L’ère du chronomètre n’est pas complètement abolie en entreprise.
Ravipat / Shutterstock

Guillaume Plaisance, Université de Bordeaux

Il y a des débats qui, même tranchés par le monde académique, ne cessent de revenir dans l’esprit des gestionnaires d’entreprises, mais aussi de la fonction publique ou des organisations à but non lucratif. Le chronométrage des tâches des salariés en fait partie, notamment quand le monde occidental observe ce qui peut par exemple se faire au Japon, où un fonctionnaire a récemment été sanctionné pour une pause-déjeuner de trois minutes. Revenons sur les enjeux d’une pratique jugée à la fois utile et contestable.

“Japanese employer explains lunchbreak punishment on TV”, Guardian News (juin 2018).

Chronométrer les (tâches des) salariés : produire des données quantitatives

Les origines du chronométrage des opérations remontent sans surprise à l’ère industrielle, quand la production a pris la place de l’artisanat. Souvent attribué à Taylor, le chronométrage était en réalité particulièrement répandu, notamment aux États-Unis. C’est cependant bien lui qui l’a intégré dans un modèle bien connu de standardisation des tâches afin de les rendre les plus efficaces possible, autrement dit plus rapides : la fameuse one best way.
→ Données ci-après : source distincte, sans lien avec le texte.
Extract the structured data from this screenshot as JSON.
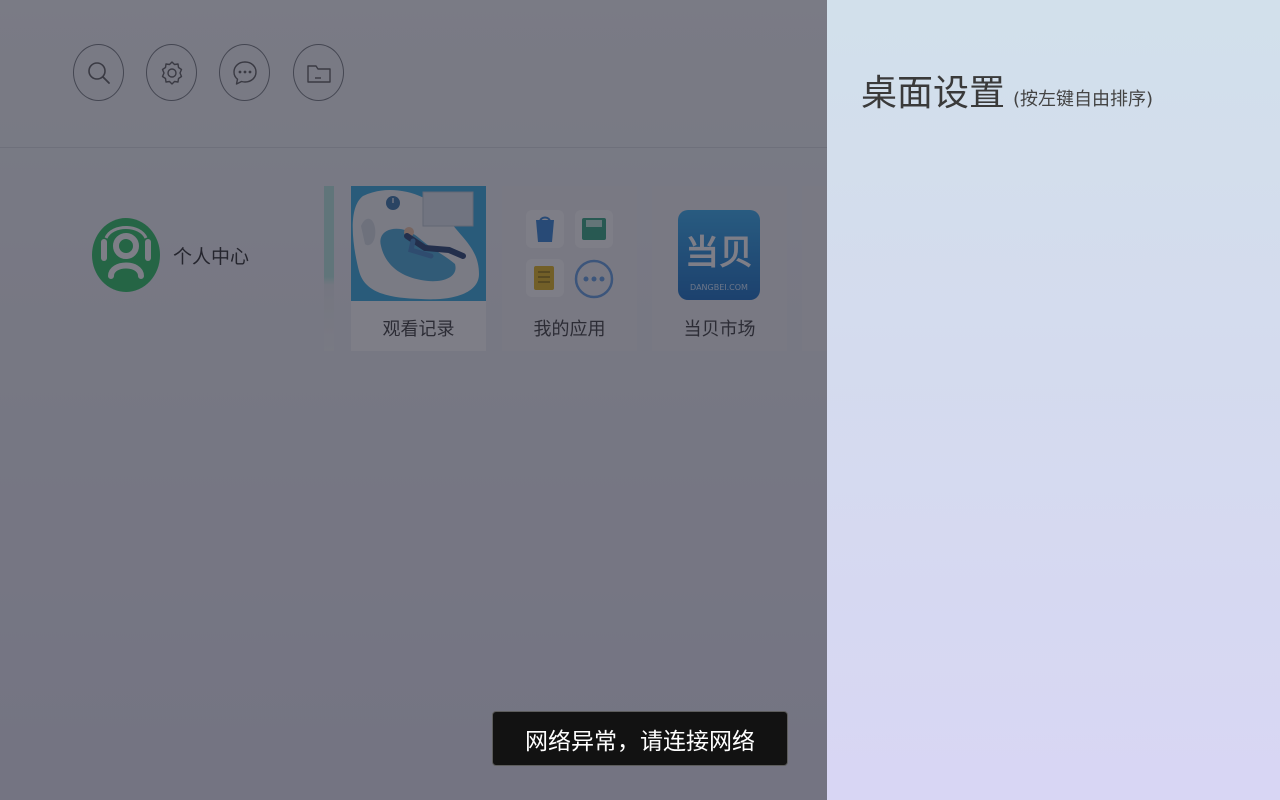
{
  "toolbar": {
    "buttons": [
      {
        "name": "search",
        "icon": "search-icon"
      },
      {
        "name": "settings",
        "icon": "gear-icon"
      },
      {
        "name": "messages",
        "icon": "chat-bubble-icon"
      },
      {
        "name": "files",
        "icon": "folder-icon"
      }
    ]
  },
  "profile": {
    "label": "个人中心",
    "icon": "person-headset-icon",
    "accent": "#22c05a"
  },
  "cards": [
    {
      "label": "观看记录",
      "icon": "relaxing-person-illustration"
    },
    {
      "label": "我的应用",
      "icon": "app-grid-icon"
    },
    {
      "label": "当贝市场",
      "icon": "dangbei-market-logo",
      "logo_text": "当贝",
      "logo_subtext": "DANGBEI.COM"
    }
  ],
  "toast": {
    "message": "网络异常，请连接网络"
  },
  "settings_panel": {
    "title": "桌面设置",
    "subtitle": "(按左键自由排序)"
  }
}
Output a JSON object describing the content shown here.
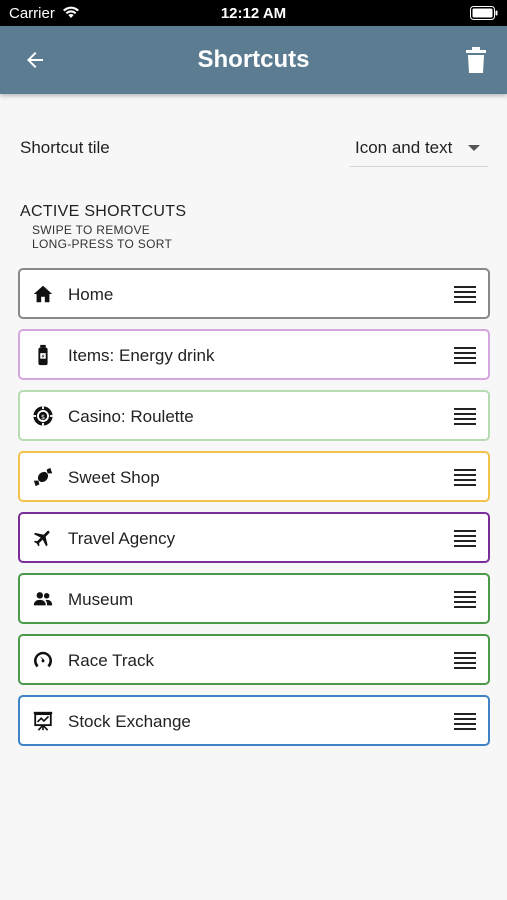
{
  "status_bar": {
    "carrier": "Carrier",
    "time": "12:12 AM"
  },
  "app_bar": {
    "title": "Shortcuts",
    "back_icon": "arrow-left-icon",
    "delete_icon": "trash-icon",
    "color": "#5b7c91"
  },
  "settings": {
    "tile_label": "Shortcut tile",
    "tile_value": "Icon and text"
  },
  "section": {
    "title": "ACTIVE SHORTCUTS",
    "hint1": "SWIPE TO REMOVE",
    "hint2": "LONG-PRESS TO SORT"
  },
  "shortcuts": [
    {
      "label": "Home",
      "icon": "home-icon",
      "border": "#888888"
    },
    {
      "label": "Items: Energy drink",
      "icon": "energy-drink-icon",
      "border": "#d6a6df"
    },
    {
      "label": "Casino: Roulette",
      "icon": "roulette-icon",
      "border": "#b7dcb4"
    },
    {
      "label": "Sweet Shop",
      "icon": "candy-icon",
      "border": "#f2c14e"
    },
    {
      "label": "Travel Agency",
      "icon": "airplane-icon",
      "border": "#7b2d9a"
    },
    {
      "label": "Museum",
      "icon": "museum-icon",
      "border": "#4a9a4a"
    },
    {
      "label": "Race Track",
      "icon": "speedometer-icon",
      "border": "#4a9a4a"
    },
    {
      "label": "Stock Exchange",
      "icon": "stock-chart-icon",
      "border": "#3f83c6"
    }
  ]
}
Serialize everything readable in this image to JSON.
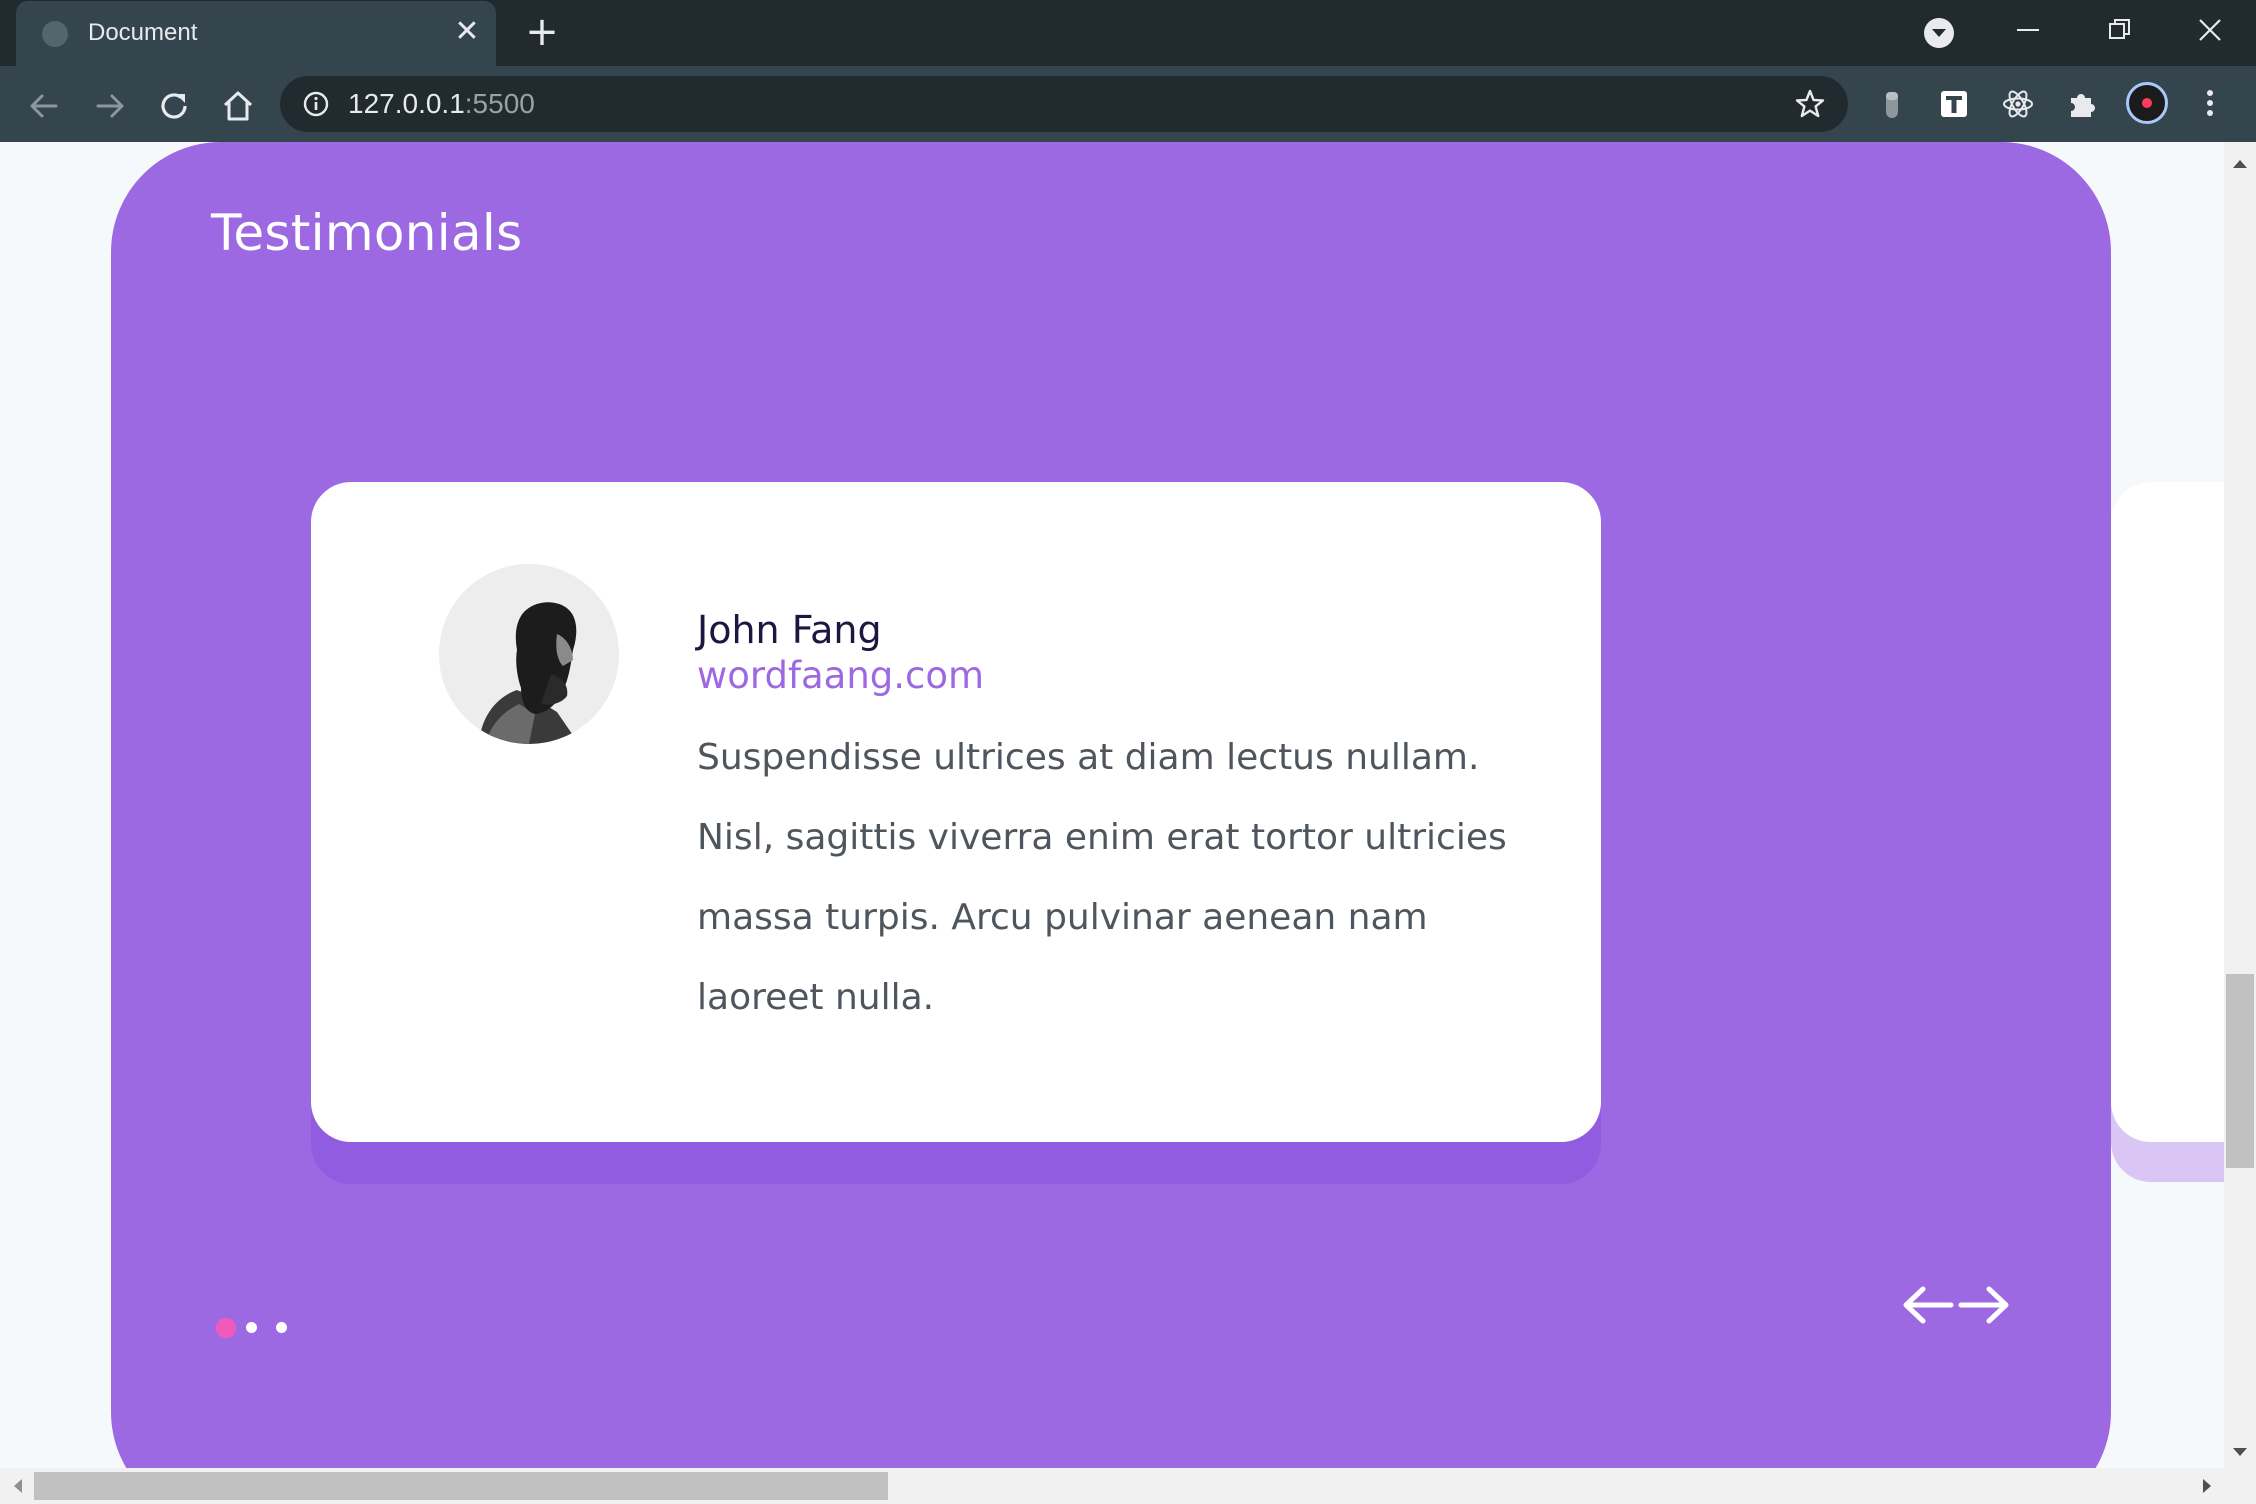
{
  "browser": {
    "tab_title": "Document",
    "tab_close": "✕",
    "new_tab": "+",
    "url_host": "127.0.0.1",
    "url_port": ":5500"
  },
  "page": {
    "section_title": "Testimonials",
    "testimonial": {
      "name": "John Fang",
      "website": "wordfaang.com",
      "quote": "Suspendisse ultrices at diam lectus nullam. Nisl, sagittis viverra enim erat tortor ultricies massa turpis. Arcu pulvinar aenean nam laoreet nulla."
    },
    "pagination": {
      "total": 3,
      "active": 1
    },
    "colors": {
      "section_background": "#9d69e2",
      "active_dot": "#f05bbb",
      "name_text": "#1d1640",
      "link_text": "#9d69e2",
      "quote_text": "#4f555c"
    }
  },
  "icons": {
    "back": "arrow-left-icon",
    "forward": "arrow-right-icon",
    "reload": "reload-icon",
    "home": "home-icon",
    "bookmark": "star-icon",
    "extensions": [
      "lock-extension-icon",
      "t-extension-icon",
      "react-devtools-icon",
      "puzzle-icon"
    ]
  }
}
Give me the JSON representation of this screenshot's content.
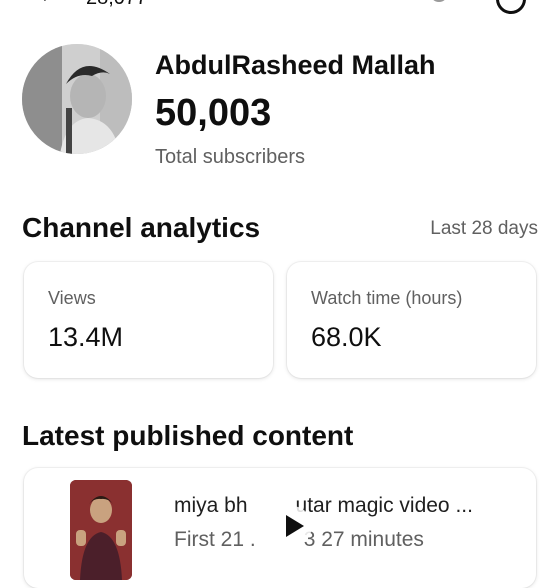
{
  "status_fragment": "28,077",
  "channel": {
    "name": "AbdulRasheed Mallah",
    "subscribers": "50,003",
    "subscribers_label": "Total subscribers"
  },
  "analytics": {
    "title": "Channel analytics",
    "range": "Last 28 days",
    "metrics": [
      {
        "label": "Views",
        "value": "13.4M"
      },
      {
        "label": "Watch time (hours)",
        "value": "68.0K"
      }
    ]
  },
  "latest": {
    "title": "Latest published content",
    "video": {
      "title_left": "miya bh",
      "title_right": "utar magic video ...",
      "sub_left": "First 21 .",
      "sub_right": "3 27 minutes"
    }
  },
  "colors": {
    "text": "#0f0f0f",
    "secondary": "#606060",
    "card_bg": "#ffffff"
  }
}
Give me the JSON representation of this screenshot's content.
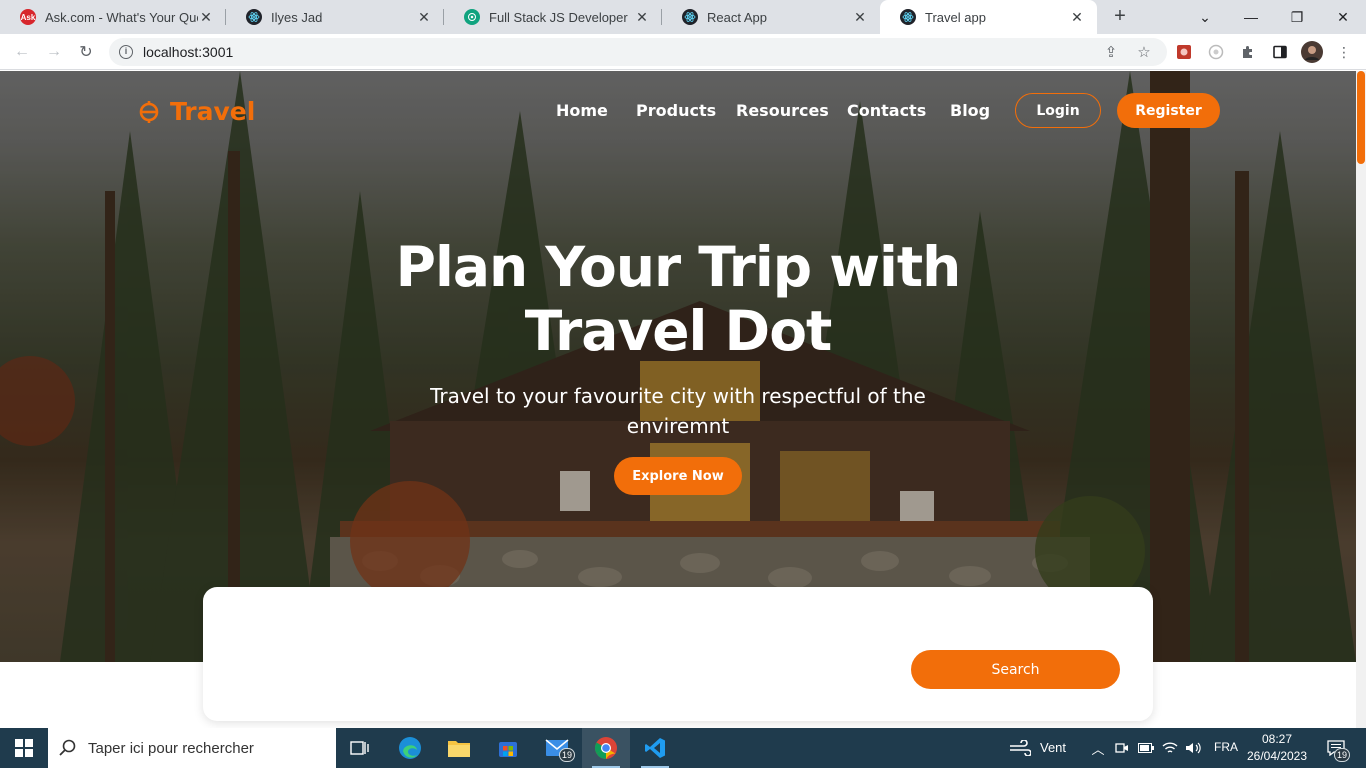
{
  "browser": {
    "tabs": [
      {
        "title": "Ask.com - What's Your Questi",
        "icon": "ask-favicon"
      },
      {
        "title": "Ilyes Jad",
        "icon": "react-favicon"
      },
      {
        "title": "Full Stack JS Developer",
        "icon": "chatgpt-favicon"
      },
      {
        "title": "React App",
        "icon": "react-favicon"
      },
      {
        "title": "Travel app",
        "icon": "react-favicon",
        "active": true
      }
    ],
    "url": "localhost:3001"
  },
  "site": {
    "accent_color": "#f26e0a",
    "logo_text": "Travel",
    "nav": [
      "Home",
      "Products",
      "Resources",
      "Contacts",
      "Blog"
    ],
    "login_label": "Login",
    "register_label": "Register",
    "hero": {
      "title": "Plan Your Trip with Travel Dot",
      "subtitle": "Travel to your favourite city with respectful of the enviremnt",
      "cta_label": "Explore Now"
    },
    "search": {
      "button_label": "Search"
    }
  },
  "taskbar": {
    "search_placeholder": "Taper ici pour rechercher",
    "weather_label": "Vent",
    "language": "FRA",
    "time": "08:27",
    "date": "26/04/2023",
    "mail_badge": "19",
    "notification_badge": "19"
  }
}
Rapidement, le management et la gestion se sont emparés de l’idée afin de la perfectionner, du fordisme au lean management. Plus globalement, l’émergence du contrôle de gestion explique l’utilité de l’information produite par le chronométrage : comprendre la chaîne de valeur d’un produit, la contribution de chaque tâche (de chaque salarié ?) à la réalisation de l’objet ou du service final, bref maîtriser les opérations.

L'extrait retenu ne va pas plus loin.